Attending night classes, Shipley received a bachelor’s degree from New York University in 1961. His climb up the corporate ladder began as a loan officer. In 1979, he was named senior executive vice president for worldwide wholesale banking, according to a 1995 American Banker article. He was named president in 1982 and a year later became chairman and CEO.

Texas Transaction

Shipley oversaw Chemical’s $465 million acquisition of Morristown, New Jersey-based Horizon Bancorp in May 1986. Due to New Jersey banking-law provisions, the deal was completed more than two years later. In December 1986, soon after Texas changed its regulations to allow cross-border bank transactions, he engineered the takeover of Houston-based Texas Commerce Bancshares Inc. for $1.19 billion -- then a record.

Chemical’s 1991 merger with Manufacturers Hanover was billed by the banks as “a merger of equals.” The combination allowed the new Chemical to shed 6,000 jobs and, according to a 1993 Finance magazine article, save $350 million in its first 18 months.

The Chase merger also involved efficiencies of scale, with 12,000 jobs out of 75,000 cut and about 100 Chase branches closed. The new entity became the leading bank to corporate America as well as a top national player in credit cards, mortgages and syndicated lending.
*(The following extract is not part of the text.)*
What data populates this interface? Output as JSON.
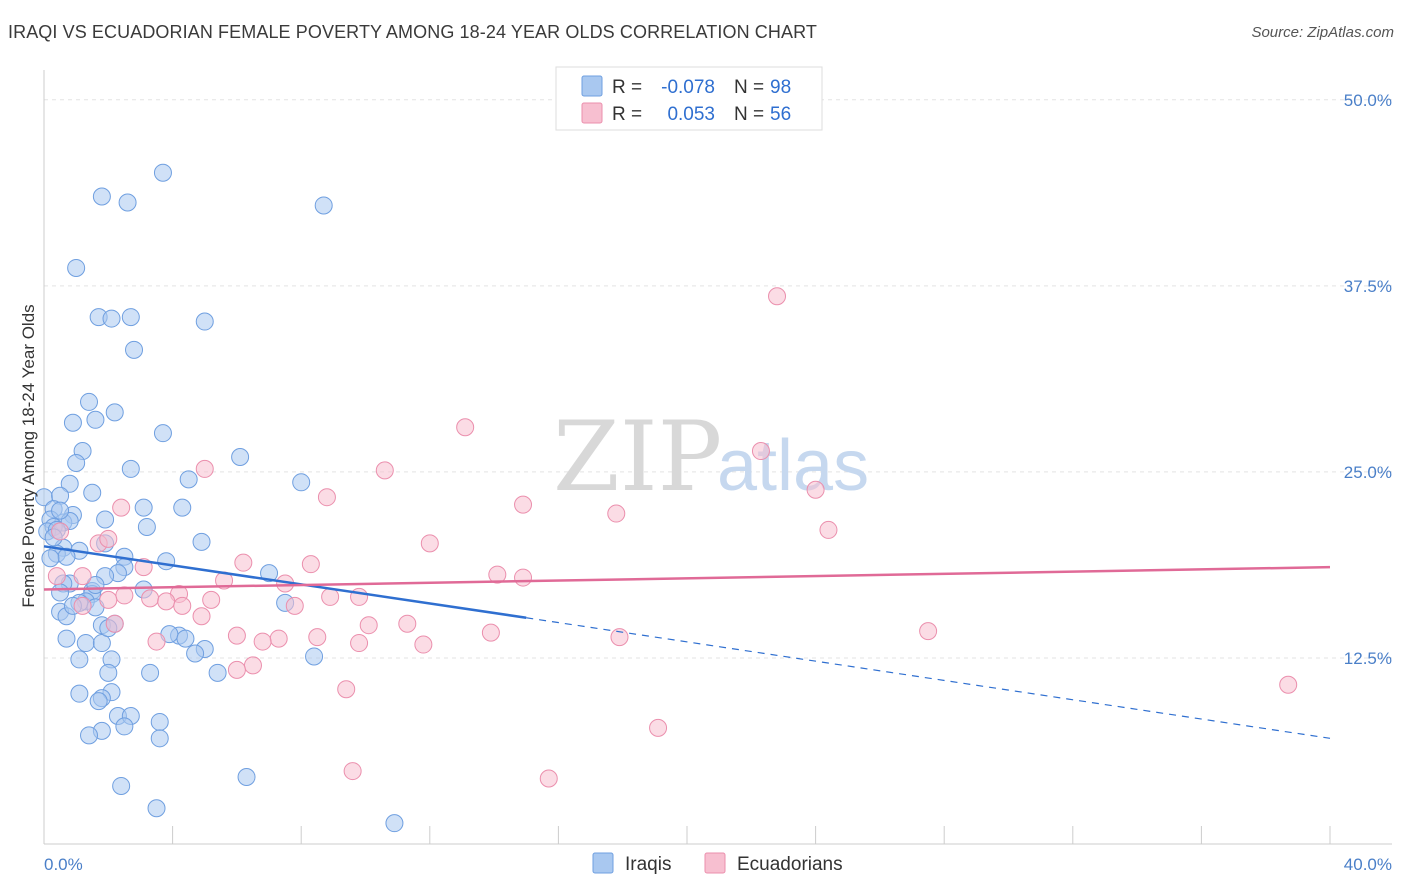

Its retail branch network, operating under Chemical Bank and the Chase Manhattan Bank, was the biggest in the tri-state metropolitan area of New York, northern New Jersey and southern Connecticut.

Risk Management

Among the deal’s most significant outcomes was a corporate turn toward risk management, whereby Shipley created a risk-management committee at the board level.

As in the Manufacturers Hanover merger, he made a place for the other CEO, Chase’s Thomas Labrecque, who was named chief operating officer. While Shipley later asserted that the two executives were equals at the helm of Chase, William B. Harrison Jr. was named Shipley’s successor upon his retirement in 1999 at the age of 63. Labrecque died of lung cancer the following year at 62.

Shipley was for many years the chairman of Goodwill Industries of Greater New York and Northern New Jersey, the nonprofit that helps individuals with disabilities and other barriers find employment.

He married Judith Lyman in 1957. They had five children: Barbara, Allison, Pamela, Dorothy and John.